While Blockchain-based voting mechanism has enough potential to make elections faster, cheaper and more secure, it will take time to ensure that each voter has access to mobile internet connection. According to Vorakulpipat, Blockchain-based voting can be developed in a shorter time, provided it is applied in a closed environment. For example, Thais living abroad could go to their embassy and vote there through this mechanism. He also said that “the system can be applied in smaller elections at organizations like universities, provinces, and committees.”
Other countries have also taken steps towards using Blockchain in the voting process.
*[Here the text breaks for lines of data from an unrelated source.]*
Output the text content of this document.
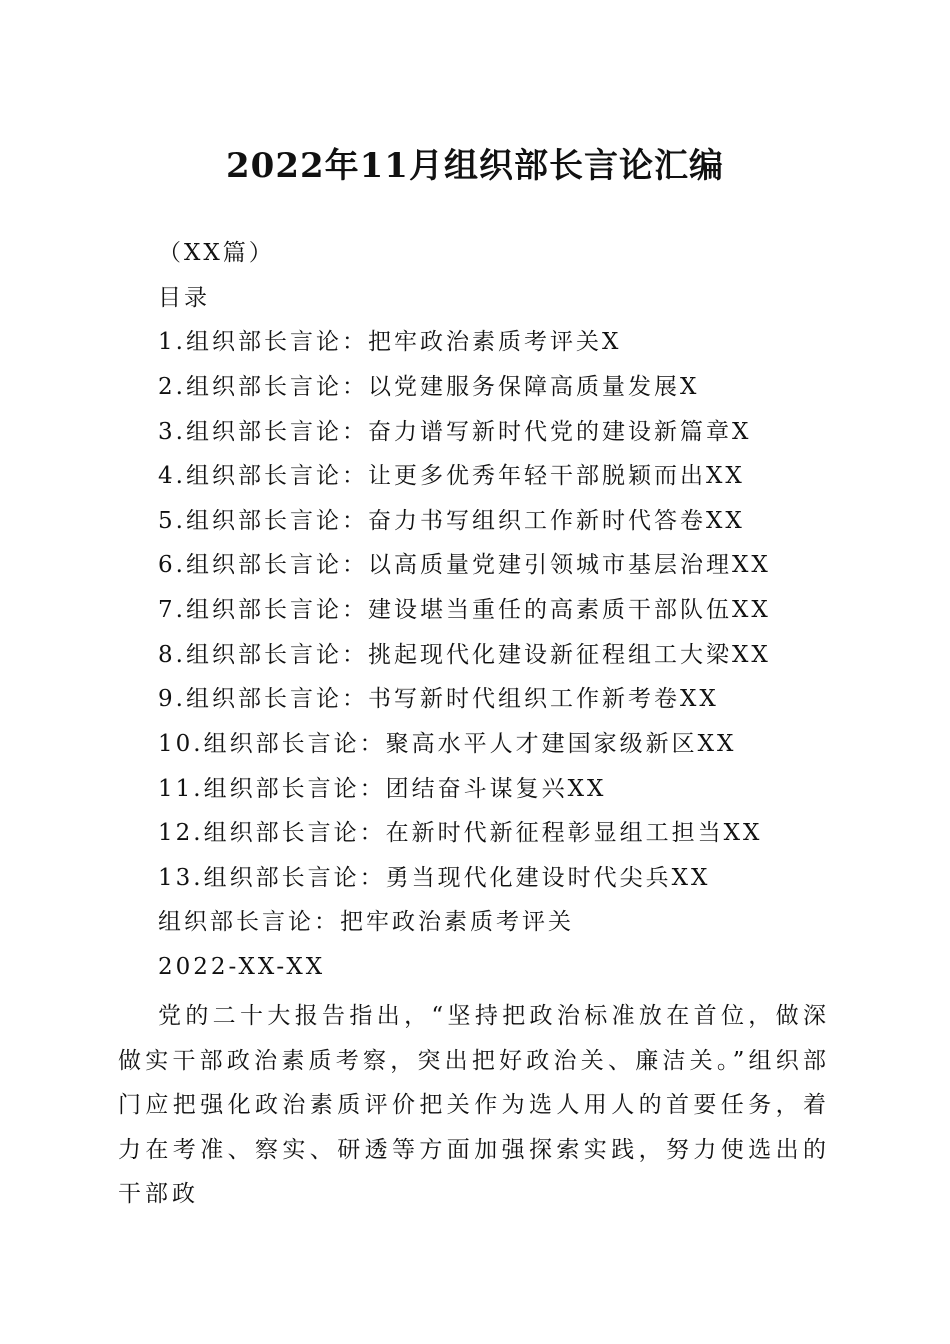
2022年11月组织部长言论汇编
（XX篇）
目录
1.组织部长言论：把牢政治素质考评关X
2.组织部长言论：以党建服务保障高质量发展X
3.组织部长言论：奋力谱写新时代党的建设新篇章X
4.组织部长言论：让更多优秀年轻干部脱颖而出XX
5.组织部长言论：奋力书写组织工作新时代答卷XX
6.组织部长言论：以高质量党建引领城市基层治理XX
7.组织部长言论：建设堪当重任的高素质干部队伍XX
8.组织部长言论：挑起现代化建设新征程组工大梁XX
9.组织部长言论：书写新时代组织工作新考卷XX
10.组织部长言论：聚高水平人才建国家级新区XX
11.组织部长言论：团结奋斗谋复兴XX
12.组织部长言论：在新时代新征程彰显组工担当XX
13.组织部长言论：勇当现代化建设时代尖兵XX
组织部长言论：把牢政治素质考评关
2022-XX-XX
党的二十大报告指出，“坚持把政治标准放在首位，做深做实干部政治素质考察，突出把好政治关、廉洁关。”组织部门应把强化政治素质评价把关作为选人用人的首要任务，着力在考准、察实、研透等方面加强探索实践，努力使选出的干部政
In the 2018 federal mid-term elections in the U.S., the secretary of state of West Virginia reported that Blockchain technology has been successfully implemented in the voting process. This system had been activated for the residents of West Virginia living abroad. Both Zug, Switzerland and Tsukuba, Japan, used Blockchain-based voting in the municipal elections. In the city of Tsukuba, the election was limited to some programs. Voters could select which of the 13 proposed initiatives they want to support and vote for, including developing a new cancer diagnosis technology, constructing objects for outdoor sports, and creating sound navigation in the city. Earlier, South Korea had also announced that it intended to use Blockchain technology in the voting system.
The idea of using Blockchain technology in elections is valuable enough to be considered as more than just a simple trial. Using this technology will eliminate fraud in elections and will allow citizens to be able to vote comfortably anywhere in the world. With Blockchain it can be assured that all the votes have been counted and that the results are completely transparent. Those who participated in this kind of voting in West Virginia were identified using biometric tools such as fingerprints. Each vote forms part of a chain of votes, the voters’ identity remains completely anonymous while you can easily follow the information about the results of the election. According to the founder of Votem, “we are two years away from holding elections totally based on Blockchain in the U.S., and as governments change, the role of Blockchain in these elections will become stronger.”
Different companies could use tokens to grant employees voting rights. For instance, the more coins an employee has, the more valuable his/her vote will be. It will encourage good behavior and performance on the part of employees. Currently, companies such as Ethereum use this mechanism to provide more transparency as well as distributing power appropriately.